Influenced by these and similar considerations, many thoughtful men have recently avowed their belief that the two grand alternatives in modern times are, Christianity and Pantheism. The Abbé Maret and Amand Saintes differ only in this: that by Christianity the former means Catholicism, the latter means the Gospel, or the religion of the primitive church; but both agree that Pantheism is the only other alternative. Schlegel contrasts the same alternatives in the following impressive terms: "Here is the decisive point; two distinct, opposite, or diverging paths lie before us, and man must choose between them. The clear-seeing spirit, which, in its sentiments, thoughts, and views of life, would be in accordance with itself, and would act consistently with them, must, in any case, take one or the other. Either there is a living God, full of love, even such a One as love seeks and yearns after, to whom faith clings, and in whom all our hopes are centred (and such is the personal God of Revelation),—and on this hypothesis the world is not God, but is distinct from Him, having had a beginning, and being created out of nothing,—or there is only one supreme form of existence, and the world is eternal, and not distinct from God; there is absolutely but One, and this eternal One comprehends all, and is itself all in all; so that there is no where any real and essential distinction, and even that which is alleged to exist between evil and good is only a delusion of a narrow-minded system of Ethics.... Now, the necessity of this choice and determination presses urgently upon our own time, which stands midway between two worlds. Generally, it is between these two paths alone that the decision is to be made."[118]
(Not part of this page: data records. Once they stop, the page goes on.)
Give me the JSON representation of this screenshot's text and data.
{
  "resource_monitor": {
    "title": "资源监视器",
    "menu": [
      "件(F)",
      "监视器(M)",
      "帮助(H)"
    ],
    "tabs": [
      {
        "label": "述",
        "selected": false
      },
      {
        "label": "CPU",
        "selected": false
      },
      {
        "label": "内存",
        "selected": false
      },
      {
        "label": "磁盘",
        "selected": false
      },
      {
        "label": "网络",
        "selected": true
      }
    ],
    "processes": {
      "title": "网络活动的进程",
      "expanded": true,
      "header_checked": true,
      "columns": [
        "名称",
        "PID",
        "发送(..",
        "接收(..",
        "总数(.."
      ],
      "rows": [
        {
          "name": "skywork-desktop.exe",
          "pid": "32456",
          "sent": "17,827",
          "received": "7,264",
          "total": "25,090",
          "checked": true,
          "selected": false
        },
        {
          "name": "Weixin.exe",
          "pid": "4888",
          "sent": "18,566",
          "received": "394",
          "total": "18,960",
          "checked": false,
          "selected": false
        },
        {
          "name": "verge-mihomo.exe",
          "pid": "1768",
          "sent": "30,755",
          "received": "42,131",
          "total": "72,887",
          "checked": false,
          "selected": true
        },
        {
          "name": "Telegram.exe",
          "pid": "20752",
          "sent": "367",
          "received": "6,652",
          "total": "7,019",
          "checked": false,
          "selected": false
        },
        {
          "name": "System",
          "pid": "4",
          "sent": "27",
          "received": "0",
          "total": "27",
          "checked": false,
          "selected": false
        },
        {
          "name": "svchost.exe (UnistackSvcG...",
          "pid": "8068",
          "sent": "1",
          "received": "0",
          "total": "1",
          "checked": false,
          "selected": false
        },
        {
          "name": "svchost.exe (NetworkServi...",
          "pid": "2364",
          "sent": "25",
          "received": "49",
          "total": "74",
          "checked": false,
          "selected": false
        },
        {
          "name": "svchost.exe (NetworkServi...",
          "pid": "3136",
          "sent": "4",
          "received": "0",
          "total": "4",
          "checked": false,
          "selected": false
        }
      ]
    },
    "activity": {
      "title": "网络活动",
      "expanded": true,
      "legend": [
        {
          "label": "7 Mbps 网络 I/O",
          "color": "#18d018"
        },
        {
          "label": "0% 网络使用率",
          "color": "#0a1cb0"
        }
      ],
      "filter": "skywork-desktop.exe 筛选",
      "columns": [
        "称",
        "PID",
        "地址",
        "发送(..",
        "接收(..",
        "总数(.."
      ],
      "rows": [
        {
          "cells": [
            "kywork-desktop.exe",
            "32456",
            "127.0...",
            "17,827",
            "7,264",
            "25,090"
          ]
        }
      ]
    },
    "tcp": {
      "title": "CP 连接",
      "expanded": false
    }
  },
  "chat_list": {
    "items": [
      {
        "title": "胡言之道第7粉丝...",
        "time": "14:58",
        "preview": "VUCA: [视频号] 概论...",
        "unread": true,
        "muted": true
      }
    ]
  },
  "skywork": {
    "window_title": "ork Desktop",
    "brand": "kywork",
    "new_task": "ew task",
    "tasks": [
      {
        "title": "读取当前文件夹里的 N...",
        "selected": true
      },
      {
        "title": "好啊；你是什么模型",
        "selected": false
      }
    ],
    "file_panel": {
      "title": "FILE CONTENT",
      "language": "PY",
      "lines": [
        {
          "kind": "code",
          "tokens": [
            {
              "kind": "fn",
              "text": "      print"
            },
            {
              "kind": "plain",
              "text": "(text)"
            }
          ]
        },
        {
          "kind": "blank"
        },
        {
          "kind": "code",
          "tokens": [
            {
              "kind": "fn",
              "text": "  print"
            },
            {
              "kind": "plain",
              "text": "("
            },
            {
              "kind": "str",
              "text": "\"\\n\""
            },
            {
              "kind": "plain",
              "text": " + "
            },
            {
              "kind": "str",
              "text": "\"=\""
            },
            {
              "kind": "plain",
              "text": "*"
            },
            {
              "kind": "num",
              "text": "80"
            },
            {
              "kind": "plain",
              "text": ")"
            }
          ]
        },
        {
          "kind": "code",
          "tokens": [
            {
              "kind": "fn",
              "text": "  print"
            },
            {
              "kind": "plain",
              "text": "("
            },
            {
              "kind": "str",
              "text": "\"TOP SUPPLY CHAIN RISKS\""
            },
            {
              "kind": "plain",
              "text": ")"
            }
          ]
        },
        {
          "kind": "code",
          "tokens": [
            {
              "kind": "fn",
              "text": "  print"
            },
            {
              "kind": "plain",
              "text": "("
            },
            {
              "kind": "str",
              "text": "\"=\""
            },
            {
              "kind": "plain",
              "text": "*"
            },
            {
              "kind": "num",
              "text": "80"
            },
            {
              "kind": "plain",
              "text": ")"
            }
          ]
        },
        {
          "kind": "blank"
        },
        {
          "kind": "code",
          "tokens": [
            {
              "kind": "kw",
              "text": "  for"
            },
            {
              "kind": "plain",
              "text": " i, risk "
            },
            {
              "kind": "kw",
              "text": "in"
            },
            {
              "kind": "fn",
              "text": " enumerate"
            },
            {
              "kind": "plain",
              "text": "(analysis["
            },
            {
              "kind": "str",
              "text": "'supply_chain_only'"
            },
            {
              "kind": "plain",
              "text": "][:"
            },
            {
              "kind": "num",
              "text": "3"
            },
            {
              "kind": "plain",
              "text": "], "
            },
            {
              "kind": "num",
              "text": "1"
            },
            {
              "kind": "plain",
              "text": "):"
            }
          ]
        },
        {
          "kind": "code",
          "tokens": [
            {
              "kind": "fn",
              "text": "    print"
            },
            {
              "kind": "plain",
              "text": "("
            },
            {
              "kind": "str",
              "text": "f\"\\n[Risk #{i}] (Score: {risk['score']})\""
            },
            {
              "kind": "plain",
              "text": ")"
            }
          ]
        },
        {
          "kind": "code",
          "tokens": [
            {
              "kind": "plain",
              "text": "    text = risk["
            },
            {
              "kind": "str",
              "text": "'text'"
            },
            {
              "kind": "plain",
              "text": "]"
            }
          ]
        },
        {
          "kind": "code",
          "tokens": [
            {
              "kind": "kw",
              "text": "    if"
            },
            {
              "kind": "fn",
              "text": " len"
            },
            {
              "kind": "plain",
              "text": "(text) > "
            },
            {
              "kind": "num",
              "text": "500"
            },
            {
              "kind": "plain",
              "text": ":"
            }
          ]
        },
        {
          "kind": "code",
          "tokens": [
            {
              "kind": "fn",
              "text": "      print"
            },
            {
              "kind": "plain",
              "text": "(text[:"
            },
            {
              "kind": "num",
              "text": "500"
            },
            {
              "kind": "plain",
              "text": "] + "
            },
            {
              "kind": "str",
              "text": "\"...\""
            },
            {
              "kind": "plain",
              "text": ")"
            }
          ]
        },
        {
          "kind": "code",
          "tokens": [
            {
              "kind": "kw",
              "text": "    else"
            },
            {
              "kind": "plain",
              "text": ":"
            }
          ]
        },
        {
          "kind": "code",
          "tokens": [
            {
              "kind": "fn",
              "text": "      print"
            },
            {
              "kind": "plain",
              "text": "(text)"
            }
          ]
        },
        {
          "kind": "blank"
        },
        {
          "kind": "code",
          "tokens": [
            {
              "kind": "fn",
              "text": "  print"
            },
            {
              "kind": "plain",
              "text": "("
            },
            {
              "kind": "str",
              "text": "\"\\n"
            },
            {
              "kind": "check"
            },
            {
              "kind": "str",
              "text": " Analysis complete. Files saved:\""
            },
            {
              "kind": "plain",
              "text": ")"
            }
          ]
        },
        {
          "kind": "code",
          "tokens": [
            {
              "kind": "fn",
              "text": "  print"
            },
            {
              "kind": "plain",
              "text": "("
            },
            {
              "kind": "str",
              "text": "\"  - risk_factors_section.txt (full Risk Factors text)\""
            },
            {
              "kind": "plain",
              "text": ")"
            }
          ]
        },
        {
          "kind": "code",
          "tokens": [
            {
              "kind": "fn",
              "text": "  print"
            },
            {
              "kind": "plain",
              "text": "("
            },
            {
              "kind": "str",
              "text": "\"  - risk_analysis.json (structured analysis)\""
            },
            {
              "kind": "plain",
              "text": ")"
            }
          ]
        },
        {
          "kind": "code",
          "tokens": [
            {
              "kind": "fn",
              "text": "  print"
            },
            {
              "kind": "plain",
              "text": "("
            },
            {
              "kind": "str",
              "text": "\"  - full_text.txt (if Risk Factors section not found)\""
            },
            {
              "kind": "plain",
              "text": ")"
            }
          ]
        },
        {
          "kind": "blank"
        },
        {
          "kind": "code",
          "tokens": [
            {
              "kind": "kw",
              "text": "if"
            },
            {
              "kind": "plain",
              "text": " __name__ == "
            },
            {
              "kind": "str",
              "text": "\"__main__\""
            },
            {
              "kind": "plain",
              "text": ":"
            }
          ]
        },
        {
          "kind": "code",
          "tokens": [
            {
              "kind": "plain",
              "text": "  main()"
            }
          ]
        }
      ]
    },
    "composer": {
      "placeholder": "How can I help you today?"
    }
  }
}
We have made the preceding remarks on purpose to show that the distinctive doctrines of Pantheism, as a system different, in some respects, from the colder forms of Atheism, demand the careful study of the Divines and the Philosophers of the present age; and that any statement of the evidence in favor of the being and perfections of God, which overlooks the prevalence of these doctrines, or makes only a cursory reference to them, must be alike defective in itself, and ill adapted to the real exigencies of European society. Let this be our apology for attempting, as we now propose, to exhibit an outline of the Pantheistic system, to resolve it into its constituent elements and ultimate grounds, to examine the validity of the reasons on which it rests, and to contrast it with the doctrine of Christian Theism, which speaks of a living, personal God, and of a distinct but dependent Creation, the product of His supreme wisdom and almighty power. The task is one of considerable difficulty,—difficulty arising not so much from the nature of the subject, as from the metaphysical and abstruse manner in which it has been treated. We must follow Spinoza through the labyrinth of his Theological Politics and his Geometrical Ethics; we must follow Schelling and Hegel into the still darker recesses of their Transcendental Philosophy; for a philosophy of one kind can only be met and neutralized by a higher and a better, and the first firm step towards the refutation of error is a thorough comprehension of it. But having an assured faith in those stable laws of thought which are inwoven with the very texture of the human mind, and in the validity and force of that natural evidence to which Theology appeals, we have no fear of the profoundest Metaphysics that can be brought to bear on the question at issue, provided only they be not altogether unintelligible.

Pantheism has appeared in several different forms; and it may conduce both to the fullness and the clearness of our exposition if we offer, in the first instance, a comprehensive outline of the theory of Spinoza, with a brief criticism on its leading principles, and thereafter advance to the consideration of the twofold development of Pantheism in the hands of Materialists and Idealists, respectively.